Quick Thoughts on the War in Iran
some bullet points and such
The joint US/Israeli attack constitutes an unjust and criminal war of aggression – it’s that simple. This is true independently of what you think about the Iranian government or whether the world (or the Iranian people) would be better off if it were successfully toppled.
The self-defence rationale is laughable and embarrassing.
In the short term, the Iranian people living in Iran will suffer greatly. There are already reports of civilians being killed by the bombing campaign. They will also likely suffer even more under their government which will almost certainly ramp up its repression during the war.
The existing regime (The Islamic Republic of Iran under the Guardianship of the Islamic Jurist) is very bad. It is an undemocratic, brutally repressive theocracy with widespread censorship. Apologists like to claim that Western governments violate human rights too, but it is ridiculous to think that any liberal democratic state represses its own citizens anywhere near as much as Iran does.
The West is perfectly happy to align itself with similarly repressive regimes, such as those in the Gulf and governments which do not grant voting rights to a people that it has been occupying for nearly sixty years like Israel. It is hard to take the neoconservative/liberal rationale for attacking Iran seriously when the same people making those arguments would balk at attacking Saudi Arabia.
Some people who have suffered greatly because of the Iranian government’s actions will obviously celebrate the strikes against it (See: Iranians, Ukrainians, Syrians, Sunnis, Kurds, the Baha’i, current and former hostages, Yemenis, Jews, Christians etc.). This is pretty understandable even if you think, as I do, that the war is wrong.
The Iranian government is not an ‘anti-imperialist government’. There is no such thing as an anti-imperialist government. Campists on the left like to think that the Iranian government is some force for peace and justice because they are geopolitically aligned against the US, Israel, the Gulf States etc. but Iran has simply been pursuing what its government sees as its own geopolitical goals. The Iranian government also played a key role in propping up Assad’s brutal regime in Syria and has been aiding Russia in their criminal invasion of Ukraine, but such things will be ignored by campists who are incapable of understanding geopolitics outside of their Cold War ‘good guys (who can do no wrong) vs bad guys’ frame.
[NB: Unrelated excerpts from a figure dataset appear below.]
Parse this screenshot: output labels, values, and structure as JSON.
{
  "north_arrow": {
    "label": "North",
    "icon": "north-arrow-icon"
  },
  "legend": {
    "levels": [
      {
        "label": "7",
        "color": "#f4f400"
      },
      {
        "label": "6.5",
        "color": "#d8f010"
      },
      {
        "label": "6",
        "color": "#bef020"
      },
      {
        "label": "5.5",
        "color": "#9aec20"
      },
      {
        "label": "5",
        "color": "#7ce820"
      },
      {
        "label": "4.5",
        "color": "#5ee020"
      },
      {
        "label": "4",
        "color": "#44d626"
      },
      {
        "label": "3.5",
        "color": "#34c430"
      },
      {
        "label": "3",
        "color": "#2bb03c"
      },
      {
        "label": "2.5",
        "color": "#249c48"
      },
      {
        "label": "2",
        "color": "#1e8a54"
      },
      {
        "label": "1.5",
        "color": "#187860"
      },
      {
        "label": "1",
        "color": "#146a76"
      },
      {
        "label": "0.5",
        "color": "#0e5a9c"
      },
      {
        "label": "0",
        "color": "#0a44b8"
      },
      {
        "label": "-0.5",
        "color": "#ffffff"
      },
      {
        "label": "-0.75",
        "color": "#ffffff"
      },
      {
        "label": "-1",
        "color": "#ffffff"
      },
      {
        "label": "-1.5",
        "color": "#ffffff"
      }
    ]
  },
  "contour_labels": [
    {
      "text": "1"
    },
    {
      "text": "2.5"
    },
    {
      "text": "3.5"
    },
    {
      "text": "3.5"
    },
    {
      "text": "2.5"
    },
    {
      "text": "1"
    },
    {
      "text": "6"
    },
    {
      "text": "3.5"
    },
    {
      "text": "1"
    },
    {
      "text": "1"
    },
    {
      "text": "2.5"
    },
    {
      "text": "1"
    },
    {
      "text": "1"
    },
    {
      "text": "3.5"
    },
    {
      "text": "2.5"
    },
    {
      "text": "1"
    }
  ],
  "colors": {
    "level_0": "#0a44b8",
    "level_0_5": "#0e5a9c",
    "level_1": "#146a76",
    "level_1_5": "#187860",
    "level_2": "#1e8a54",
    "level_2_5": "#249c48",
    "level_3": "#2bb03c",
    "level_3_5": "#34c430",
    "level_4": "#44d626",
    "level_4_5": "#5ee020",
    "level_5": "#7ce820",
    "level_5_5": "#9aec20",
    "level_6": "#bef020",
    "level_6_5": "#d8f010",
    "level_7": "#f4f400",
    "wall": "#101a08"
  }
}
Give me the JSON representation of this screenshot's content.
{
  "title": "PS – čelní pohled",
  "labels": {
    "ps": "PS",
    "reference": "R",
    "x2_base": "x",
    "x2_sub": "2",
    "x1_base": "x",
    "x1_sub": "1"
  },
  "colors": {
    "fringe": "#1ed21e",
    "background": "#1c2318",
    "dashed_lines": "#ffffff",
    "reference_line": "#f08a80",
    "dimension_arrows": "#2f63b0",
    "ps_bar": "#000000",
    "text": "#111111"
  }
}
The 1979 Iranian Revolution, despite what some will tell you, was about a lot more than the 1953 MI6 and CIA coup against Mohammad Mosaddegh. It does, however, demonstrate that toppling a hostile regime and installing a friendly one can backfire catastrophically in the long run.
The Trump government is openly embracing the idea that their attacks against other countries have nothing to do with nation-building or spreading democracy. You have people like Stephen Miller openly bragging that the US can do whatever it wants and that they are solely interested in humiliating unfriendly regimes. The doctrine of ‘humanitarian intervention’ did at least put some constraints on adventurism and, at least at one point, came with some expectation that the US would invest in building new state institutions.
Even if regime change results in a more democratic and pro-Western government, I worry that its neighbours and by extension its neighbour’s allies will still see Iran as a geopolitical threat and a rival.
A non-trivial number of readers will have stopped reading after the first three bullet points and will be upset with me for ‘defending the regime’.
A non-trivial number of readers will have read through the whole thing, but will ignore most of the bullet points and be upset with me for being a ‘lapdog of Western imperialism’.